Feeling nervous can be viewed as a privilege in some situations. We put ourselves on the starting line of a race by choice. However, it can also be generated by external forces, a deadline, a demand placed on us, or unfortunate circumstances. Nervousness heightens our senses, and we must react. We might feel isolated, as if on an island with insufficient space to gather resources and respond. Our mindset could be our most significant advantage or disadvantage at this moment. How we frame nervousness has a profound impact on how we act? Seeing a competition as a celebration of all the training we endured has a different feel than seeing a race as an event filled with moments of possible failure.
How might we embrace the privilege of nervousness (when appropriate) and celebrate the opportunity to act? How might we recognize that we may not always have the chance to feel nervous and this is a unique moment?
No More Time?
We will not know there is no more time until we cross some imagined or real threshold. Until then, the anxiety and panic of these alarming pronouncements claiming we are out of time feel insufficient (and liminal). How might we raise awareness and create pathways to change, informed by a limitation of duration but not stating we passed the endpoint? If we miss the last train/plane/bus, there is little we can do but wait in place (and perhaps sulk). If there are options to rejoin our journey, we should make those opportunities visible. Distracting the team by activating the alarm system creates distraction; we focus on evacuation when alarms sound instead of addressing the problem.
Chekhov’s Gun
Chekhov’s Gun is a narrative principle where an element introduced into a story first seems unimportant but will later take on great significance. The principle postulates that any seemingly unimportant element introduced into a story—an object, a character trait, a backstory, an allergy—should later have relevance. https://www.torontofilmschool.ca/blog/chekhovs-gun-definition-examples-and-tips/
What do you include in your organization’s plan that nods to future activity, and what is identified as a safety device? For example, an organization might title its expansion ‘Phase One’ to reference bigger plans in the future. Circus SR series of planes places a handle to activate a parachute to avoid catastrophic emergencies. Placing a ‘loaded gun’ on the stage can drive the narrative, or it might be a safety measure, with no intention of being deployed.
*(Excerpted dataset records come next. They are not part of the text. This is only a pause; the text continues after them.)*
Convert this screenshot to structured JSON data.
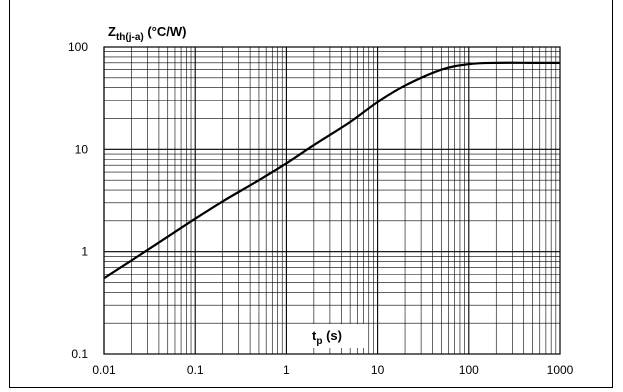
{
  "chart_data": {
    "type": "line",
    "title": "",
    "ylabel": {
      "main": "Z",
      "sub": "th(j-a)",
      "unit": " (°C/W)"
    },
    "xlabel": {
      "main": "t",
      "sub": "p",
      "unit": " (s)"
    },
    "xscale": "log",
    "yscale": "log",
    "xlim": [
      0.01,
      1000
    ],
    "ylim": [
      0.1,
      100
    ],
    "xticks": [
      0.01,
      0.1,
      1,
      10,
      100,
      1000
    ],
    "xtick_labels": [
      "0.01",
      "0.1",
      "1",
      "10",
      "100",
      "1000"
    ],
    "yticks": [
      0.1,
      1,
      10,
      100
    ],
    "ytick_labels": [
      "0.1",
      "1",
      "10",
      "100"
    ],
    "grid": true,
    "series": [
      {
        "color": "#000000",
        "x": [
          0.01,
          0.02,
          0.05,
          0.1,
          0.2,
          0.5,
          1,
          2,
          5,
          10,
          20,
          50,
          100,
          200,
          500,
          1000
        ],
        "y": [
          0.55,
          0.82,
          1.4,
          2.1,
          3.1,
          5.0,
          7.3,
          11.0,
          18.5,
          29,
          42,
          60,
          68,
          70,
          70,
          70
        ]
      }
    ]
  }
}
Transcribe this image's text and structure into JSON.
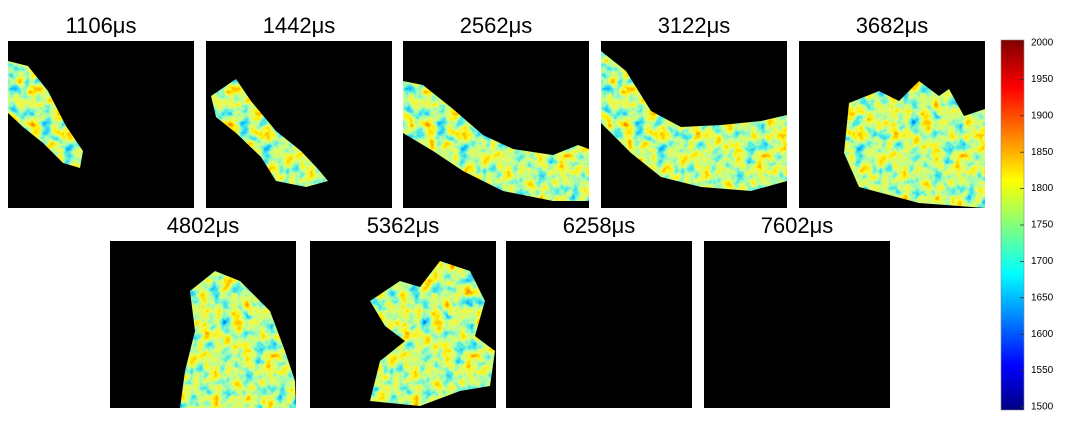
{
  "panels": [
    {
      "label": "1106μs"
    },
    {
      "label": "1442μs"
    },
    {
      "label": "2562μs"
    },
    {
      "label": "3122μs"
    },
    {
      "label": "3682μs"
    },
    {
      "label": "4802μs"
    },
    {
      "label": "5362μs"
    },
    {
      "label": "6258μs"
    },
    {
      "label": "7602μs"
    }
  ],
  "colorbar": {
    "lim": [
      1500,
      2000
    ],
    "ticks": [
      1500,
      1550,
      1600,
      1650,
      1700,
      1750,
      1800,
      1850,
      1900,
      1950,
      2000
    ]
  }
}
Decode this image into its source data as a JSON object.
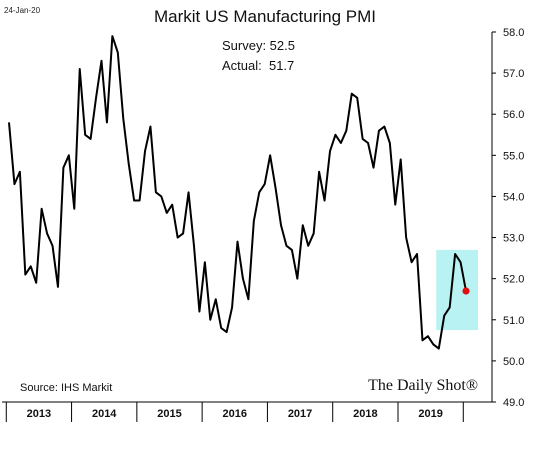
{
  "date_stamp": "24-Jan-20",
  "source": "Source: IHS Markit",
  "brand": "The Daily Shot®",
  "colors": {
    "line": "#000000",
    "highlight_fill": "#7ee8e8",
    "latest_point": "#e01010"
  },
  "chart_data": {
    "type": "line",
    "title": "Markit US Manufacturing PMI",
    "annotations": [
      "Survey: 52.5",
      "Actual:  51.7"
    ],
    "xlabel": "",
    "ylabel": "",
    "ylim": [
      49.0,
      58.0
    ],
    "yticks": [
      "49.0",
      "50.0",
      "51.0",
      "52.0",
      "53.0",
      "54.0",
      "55.0",
      "56.0",
      "57.0",
      "58.0"
    ],
    "years": [
      "2013",
      "2014",
      "2015",
      "2016",
      "2017",
      "2018",
      "2019"
    ],
    "grid": false,
    "y_axis_side": "right",
    "x_start": "2013-01",
    "x_end": "2020-01",
    "series": [
      {
        "x": [
          "2013-01",
          "2013-02",
          "2013-03",
          "2013-04",
          "2013-05",
          "2013-06",
          "2013-07",
          "2013-08",
          "2013-09",
          "2013-10",
          "2013-11",
          "2013-12",
          "2014-01",
          "2014-02",
          "2014-03",
          "2014-04",
          "2014-05",
          "2014-06",
          "2014-07",
          "2014-08",
          "2014-09",
          "2014-10",
          "2014-11",
          "2014-12",
          "2015-01",
          "2015-02",
          "2015-03",
          "2015-04",
          "2015-05",
          "2015-06",
          "2015-07",
          "2015-08",
          "2015-09",
          "2015-10",
          "2015-11",
          "2015-12",
          "2016-01",
          "2016-02",
          "2016-03",
          "2016-04",
          "2016-05",
          "2016-06",
          "2016-07",
          "2016-08",
          "2016-09",
          "2016-10",
          "2016-11",
          "2016-12",
          "2017-01",
          "2017-02",
          "2017-03",
          "2017-04",
          "2017-05",
          "2017-06",
          "2017-07",
          "2017-08",
          "2017-09",
          "2017-10",
          "2017-11",
          "2017-12",
          "2018-01",
          "2018-02",
          "2018-03",
          "2018-04",
          "2018-05",
          "2018-06",
          "2018-07",
          "2018-08",
          "2018-09",
          "2018-10",
          "2018-11",
          "2018-12",
          "2019-01",
          "2019-02",
          "2019-03",
          "2019-04",
          "2019-05",
          "2019-06",
          "2019-07",
          "2019-08",
          "2019-09",
          "2019-10",
          "2019-11",
          "2019-12",
          "2020-01"
        ],
        "values": [
          55.8,
          54.3,
          54.6,
          52.1,
          52.3,
          51.9,
          53.7,
          53.1,
          52.8,
          51.8,
          54.7,
          55.0,
          53.7,
          57.1,
          55.5,
          55.4,
          56.4,
          57.3,
          55.8,
          57.9,
          57.5,
          55.9,
          54.8,
          53.9,
          53.9,
          55.1,
          55.7,
          54.1,
          54.0,
          53.6,
          53.8,
          53.0,
          53.1,
          54.1,
          52.8,
          51.2,
          52.4,
          51.0,
          51.5,
          50.8,
          50.7,
          51.3,
          52.9,
          52.0,
          51.5,
          53.4,
          54.1,
          54.3,
          55.0,
          54.2,
          53.3,
          52.8,
          52.7,
          52.0,
          53.3,
          52.8,
          53.1,
          54.6,
          53.9,
          55.1,
          55.5,
          55.3,
          55.6,
          56.5,
          56.4,
          55.4,
          55.3,
          54.7,
          55.6,
          55.7,
          55.3,
          53.8,
          54.9,
          53.0,
          52.4,
          52.6,
          50.5,
          50.6,
          50.4,
          50.3,
          51.1,
          51.3,
          52.6,
          52.4,
          51.7
        ]
      }
    ]
  }
}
How might we monitor the intention of the devices highlighted in our plans? Without proper orientation, our team members might be waiting for us to activate the safety mechanism and be disappointed when we launch a future initiative.
The Sign Says
Placing a sign with an important message does not prevent the act. A poster is a method of trying to influence behavior. If the message does not resonate or is not part of the story people tell themselves, it is just some words, and the activity that we hope to shape for a different outcome continues unfettered.
Point of Information vs Point of Action

If you look at a ‘to do’ list, is it a point of information or point of action? If you login to a bank statement, receive a project update, weigh yourself, plan a gym workout, how do you respond? Is action necessary or is being informed satisfactory?
How might we inquire about establishing our mindset before reacting to our environment? A budget report with variances might need a brief review and acknowledgement. However, it might require immediate interventions to address a troubling trend.
Being clear before the starter’s pistol sounds means we have a plan and intention to act upon. Otherwise, we may just be pointed in the wrong direction, with inadequate equipment, and focused on an old course map.